Сохранились и чисто русские курсы, число студентов на которых, как ни странно, с падением интереса к России не уменьшилось, а совсем наоборот — за счет тех новых американцев, которые записываются на курсы русской литературы, чтобы добрать число дисциплин. Мы их называем heritage learners, но это, конечно, эвфемизм. Попадаются хитрованы, что берут русский язык, зная его лучше преподавателя, хотя лично у меня русский отменный, идиоматически насыщенный, со знанием современного сленга — помимо преподавательской деятельности, я еще составляю словарь современного русского и время от времени занимаюсь переводами, решительно предпочитая стихи прозе, да и сам иногда ими балуюсь, недаром друзья, которых у меня не много, называют меня последним на земле романтиком. Понятно, что собственные стихи я сочиняю по-английски, зато русский избрал в качестве тайнописи для моей горестной исповеди соломенного вдовца, литературные достоинства которой по-настоящему сможет оценить только русскоязычник, пусть он и отметит ряд неловкостей (типа «кровавого давления» вместо «кровяного»), неизбежных у человека, который знает язык не с младых ногтей и его чердачные тайнички ему неведомы.
А если по-честному?
Писательство всегда мне казалось крайней формой эксгибиционизма, даже когда автор прячется за спины вымышленных героев: выставлять напоказ срам души — занятие куда более сокровенное и рисковое, чем демонстрировать физический срам, который и не срам вовсе.

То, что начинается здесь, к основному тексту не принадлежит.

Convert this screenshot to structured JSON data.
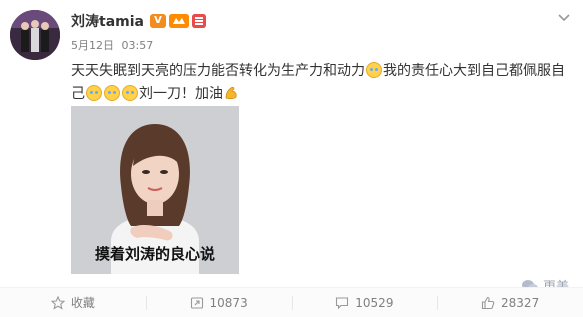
{
  "user": {
    "name": "刘涛tamia",
    "vip_mark": "V"
  },
  "post": {
    "date": "5月12日",
    "time": "03:57",
    "text_part1": "天天失眠到天亮的压力能否转化为生产力和动力",
    "text_part2": "我的责任心大到自己都佩服自",
    "text_part3": "己",
    "text_part4": "刘一刀！加油",
    "image_caption": "摸着刘涛的良心说"
  },
  "actions": {
    "favorite_label": "收藏",
    "repost_count": "10873",
    "comment_count": "10529",
    "like_count": "28327"
  },
  "watermark": {
    "text": "更美"
  },
  "icons": [
    "vip-icon",
    "badge-icon",
    "chevron-down-icon",
    "laugh-cry-emoji-icon",
    "muscle-icon",
    "star-icon",
    "repost-icon",
    "comment-icon",
    "thumbs-up-icon",
    "wechat-icon"
  ]
}
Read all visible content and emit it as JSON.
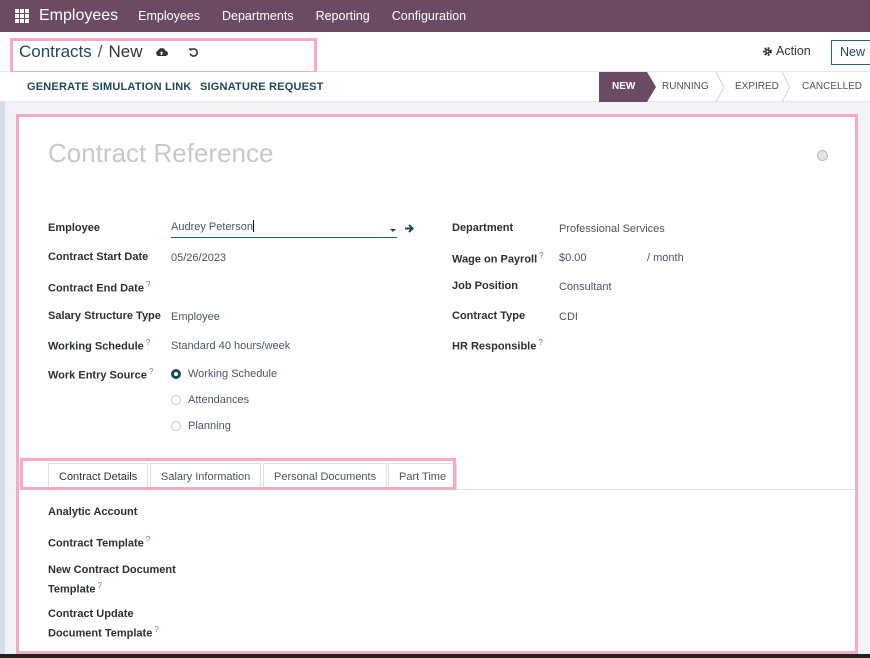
{
  "topbar": {
    "app_name": "Employees",
    "menu": [
      "Employees",
      "Departments",
      "Reporting",
      "Configuration"
    ]
  },
  "control": {
    "breadcrumb_parent": "Contracts",
    "breadcrumb_sep": "/",
    "breadcrumb_current": "New",
    "action_label": "Action",
    "new_label": "New"
  },
  "statusbar": {
    "buttons": [
      "GENERATE SIMULATION LINK",
      "SIGNATURE REQUEST"
    ],
    "stages": [
      "NEW",
      "RUNNING",
      "EXPIRED",
      "CANCELLED"
    ],
    "active_stage": "NEW"
  },
  "form": {
    "title_placeholder": "Contract Reference",
    "left": {
      "employee_label": "Employee",
      "employee_value": "Audrey Peterson",
      "start_label": "Contract Start Date",
      "start_value": "05/26/2023",
      "end_label": "Contract End Date",
      "salary_label": "Salary Structure Type",
      "salary_value": "Employee",
      "schedule_label": "Working Schedule",
      "schedule_value": "Standard 40 hours/week",
      "source_label": "Work Entry Source",
      "source_options": [
        "Working Schedule",
        "Attendances",
        "Planning"
      ],
      "source_selected": "Working Schedule"
    },
    "right": {
      "department_label": "Department",
      "department_value": "Professional Services",
      "wage_label": "Wage on Payroll",
      "wage_value": "$0.00",
      "wage_period": "/ month",
      "job_label": "Job Position",
      "job_value": "Consultant",
      "type_label": "Contract Type",
      "type_value": "CDI",
      "hr_label": "HR Responsible"
    },
    "help_mark": "?"
  },
  "tabs": {
    "items": [
      "Contract Details",
      "Salary Information",
      "Personal Documents",
      "Part Time"
    ],
    "active": "Contract Details"
  },
  "details": {
    "analytic_label": "Analytic Account",
    "template_label": "Contract Template",
    "new_doc_label_1": "New Contract Document",
    "new_doc_label_2": "Template",
    "update_doc_label_1": "Contract Update",
    "update_doc_label_2": "Document Template"
  },
  "colors": {
    "brand": "#6b4a63",
    "accent": "#1f4a55",
    "highlight": "#f8a9c8"
  }
}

Потому и избрал русский в качестве шифра — не только и не столько для конспирации, но чтобы не рыдать над каждой страницей: отчуждение материала в чужом языке. Сознаю, конечно, вполне вероятные субъективные предвзятости, неизбежные у пожилого профессора, воспитанного к тому же в религиозно строгой, чтобы не сказать ригористичной атмосфере. Обещаю, однако, не злоупотреблять преимуществом рассказчика перед героями, которые описаны в третьем лице и лишены права собственного голоса.
Что же до студентов на моих курсах по Пушкину, Толстому, Достоевскому или Набокову, то большинство, так я думаю, прежде вовсе не проявляли интереса ни к русской, ни к какой другой литературе, и не уверен, что вообще держали когда в руках роман, тем более — книгу стихов.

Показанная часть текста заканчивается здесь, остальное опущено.